First, let’s travel all the way back to high school physics class and remember what conducting is all about. When we talk about electricity, we’re really talking about electrons and controlling their movement through matter. In materials that conduct (like copper), all the little electrons are not strictly attached to their protons – they can float around, move in clumps or waves, or just spread out evenly. That’s why electricity is said to “travel” through a copper wire – with direct current, the electrons actually travel. So even though “money makes the world go ’round”, these days cold hard cash is transferred electronically around the globe. Conducting materials, like copper, make it possible. But not all matter is made equal; some things conduct better than others. For more more in depth review and explanations of voltage, amps, and ohms, check out Wikipedia.
Resistivity is the word that describes how well (or poorly) a material conducts electricity. When it comes to conducting, the less resistance the better. When resistance does occur, normally the energy is wasted as heat. That’s why computers get hot and require fans: resistance of electricity through silicon. With less resistivity, or even no resistivity, electrons can travel farther, deliver more energy on arrival, and reduce the amount of electricity we need for any (every) given task. We’re talking energy efficiency on steroids. Now you know why when there’s been a breakthrough in conductor technology, it’s a big deal.
Superconductors have no resistance, which means electrons can travel through them almost forever. The uses for superconductor technology are futuristic and exciting, but superconductors require special circumstances to work. Extremely hot or cold temperatures, which require a lot of energy, were required… until recently.

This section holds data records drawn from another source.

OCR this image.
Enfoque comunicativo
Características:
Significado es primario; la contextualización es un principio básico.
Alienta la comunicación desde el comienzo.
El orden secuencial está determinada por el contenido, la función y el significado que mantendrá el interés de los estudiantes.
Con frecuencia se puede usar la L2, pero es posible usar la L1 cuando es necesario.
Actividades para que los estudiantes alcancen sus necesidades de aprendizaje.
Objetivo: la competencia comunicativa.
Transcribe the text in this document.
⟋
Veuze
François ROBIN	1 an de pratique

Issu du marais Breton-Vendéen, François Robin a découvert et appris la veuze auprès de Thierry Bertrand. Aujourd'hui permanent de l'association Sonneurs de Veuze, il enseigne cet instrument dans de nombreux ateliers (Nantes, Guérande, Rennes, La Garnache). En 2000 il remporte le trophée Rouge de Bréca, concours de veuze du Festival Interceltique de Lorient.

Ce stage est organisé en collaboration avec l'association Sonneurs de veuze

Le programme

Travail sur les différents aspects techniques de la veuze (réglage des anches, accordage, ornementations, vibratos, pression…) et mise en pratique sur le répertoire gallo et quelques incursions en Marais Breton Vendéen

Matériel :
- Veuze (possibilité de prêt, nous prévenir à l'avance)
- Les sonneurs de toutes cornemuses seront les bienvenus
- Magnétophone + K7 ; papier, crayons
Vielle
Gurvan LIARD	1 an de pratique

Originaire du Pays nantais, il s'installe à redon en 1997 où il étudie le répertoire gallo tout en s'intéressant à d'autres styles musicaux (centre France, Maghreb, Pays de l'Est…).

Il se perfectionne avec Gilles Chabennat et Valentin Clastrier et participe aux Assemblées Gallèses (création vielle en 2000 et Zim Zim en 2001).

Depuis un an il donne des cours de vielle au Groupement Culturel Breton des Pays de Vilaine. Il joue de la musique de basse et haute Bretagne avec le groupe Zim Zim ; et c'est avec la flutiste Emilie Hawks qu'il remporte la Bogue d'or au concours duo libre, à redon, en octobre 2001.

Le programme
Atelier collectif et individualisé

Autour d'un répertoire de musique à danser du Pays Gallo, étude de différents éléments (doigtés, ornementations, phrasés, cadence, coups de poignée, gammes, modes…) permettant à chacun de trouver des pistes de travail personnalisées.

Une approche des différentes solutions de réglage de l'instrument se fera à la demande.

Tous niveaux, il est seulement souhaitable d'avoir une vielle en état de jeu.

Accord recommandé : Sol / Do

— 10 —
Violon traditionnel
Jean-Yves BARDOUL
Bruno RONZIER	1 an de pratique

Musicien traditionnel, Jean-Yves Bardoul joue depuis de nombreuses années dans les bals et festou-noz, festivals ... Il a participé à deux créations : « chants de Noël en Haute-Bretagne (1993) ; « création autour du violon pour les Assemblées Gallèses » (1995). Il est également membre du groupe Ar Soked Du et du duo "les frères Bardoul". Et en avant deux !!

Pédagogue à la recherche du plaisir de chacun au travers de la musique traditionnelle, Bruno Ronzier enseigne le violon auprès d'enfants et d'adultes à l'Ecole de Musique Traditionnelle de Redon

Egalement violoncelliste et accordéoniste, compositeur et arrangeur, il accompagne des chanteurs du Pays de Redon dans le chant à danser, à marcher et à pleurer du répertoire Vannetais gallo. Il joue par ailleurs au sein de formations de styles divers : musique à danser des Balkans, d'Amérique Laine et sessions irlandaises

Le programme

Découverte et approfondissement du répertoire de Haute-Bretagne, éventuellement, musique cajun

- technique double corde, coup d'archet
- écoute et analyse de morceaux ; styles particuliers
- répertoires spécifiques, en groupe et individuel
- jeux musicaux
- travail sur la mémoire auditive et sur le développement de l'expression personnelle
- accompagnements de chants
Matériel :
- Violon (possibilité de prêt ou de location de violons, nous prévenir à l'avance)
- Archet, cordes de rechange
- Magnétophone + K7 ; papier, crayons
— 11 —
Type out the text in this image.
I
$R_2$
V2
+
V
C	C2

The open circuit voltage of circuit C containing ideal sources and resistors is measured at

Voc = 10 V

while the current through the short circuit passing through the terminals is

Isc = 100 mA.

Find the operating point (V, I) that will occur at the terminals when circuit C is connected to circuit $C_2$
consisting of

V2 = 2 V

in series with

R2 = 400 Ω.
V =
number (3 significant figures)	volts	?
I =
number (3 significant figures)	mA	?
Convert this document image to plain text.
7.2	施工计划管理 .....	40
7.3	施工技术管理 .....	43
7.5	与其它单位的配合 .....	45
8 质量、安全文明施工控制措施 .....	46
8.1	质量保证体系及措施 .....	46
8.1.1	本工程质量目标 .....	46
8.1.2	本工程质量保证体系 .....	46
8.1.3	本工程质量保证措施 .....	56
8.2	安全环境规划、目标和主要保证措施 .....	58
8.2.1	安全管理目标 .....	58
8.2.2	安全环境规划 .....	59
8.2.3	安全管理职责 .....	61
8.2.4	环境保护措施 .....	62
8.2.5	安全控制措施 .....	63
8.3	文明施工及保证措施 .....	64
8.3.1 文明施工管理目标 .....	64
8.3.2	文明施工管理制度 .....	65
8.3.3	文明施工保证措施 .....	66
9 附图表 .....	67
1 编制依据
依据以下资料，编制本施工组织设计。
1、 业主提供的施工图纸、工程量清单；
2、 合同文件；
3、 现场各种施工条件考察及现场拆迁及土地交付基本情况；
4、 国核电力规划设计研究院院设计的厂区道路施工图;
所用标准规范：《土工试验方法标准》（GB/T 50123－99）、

Advances in Conductor Technology
The first breakthrough comes to us from Boston College and MIT, where scientists have crushed a common semiconductor into tiny bits and used nanotechnology to put it back together again, but better. Now their new product conducts electricity but 40% less heat than normal conductors. Heat has always been a problem because in most conductors, heat and electricity go hand-in-hand, and the hotter many materials (like silicon) get, the less efficient they become. The new product is inexpensive and scalable to industrial sizes, and could be used to cool electronics or generate electricity from heat. Cleaner, more efficient refrigerators, cars, and solar panels (just to name a few) could result from the breakthrough. They could help power cars or factories with their own generated heat. The scientists, Zhifeng Ren and Gang Chen, will share a patent and license the technology to their start-up company GMZ Energy. Congrats to them on taking an existing technology and finding a new technique to improve it! Can you think of any other applications for this technology? Leave a comment and share your good ideas.
The second, equally exciting breakthrough: in frosty Canada a team of scientists have created a new superconductor material that performs at room temperature. By compressing materials under intense pressure, they have removed the necessity for extreme temperatures. Their findings have huge implications for anything that uses electricity. Superconductors are “super” because they waste less than 1% of the electricity that passes through them. If they become affordable and available, energy efficiency could dramatically improve for anything that needs power. Applications in the computer industry alone could revolutionize our electronics. Though this technology will probably not be readily available, it’s certainly exciting news. Superconductors are not widely used today in part because of the cost to build and maintain them, but also because of certain health and environmental factors. Superconductors can create strong magnetic fields and radio frequency energy that can harm people and wildlife. Obviously the technology must be safe in context of its use. What are your thoughts on superconductors?
As an environmentalist, I do have a few questions on my mind. Will the benefits of these technologies outweigh the cost of their production? If so, would it be possible to retrofit existing technology to benefit? And who would lend a hand towards using the technology to its fullest potential? If I find any answers, I’ll certainly write an update.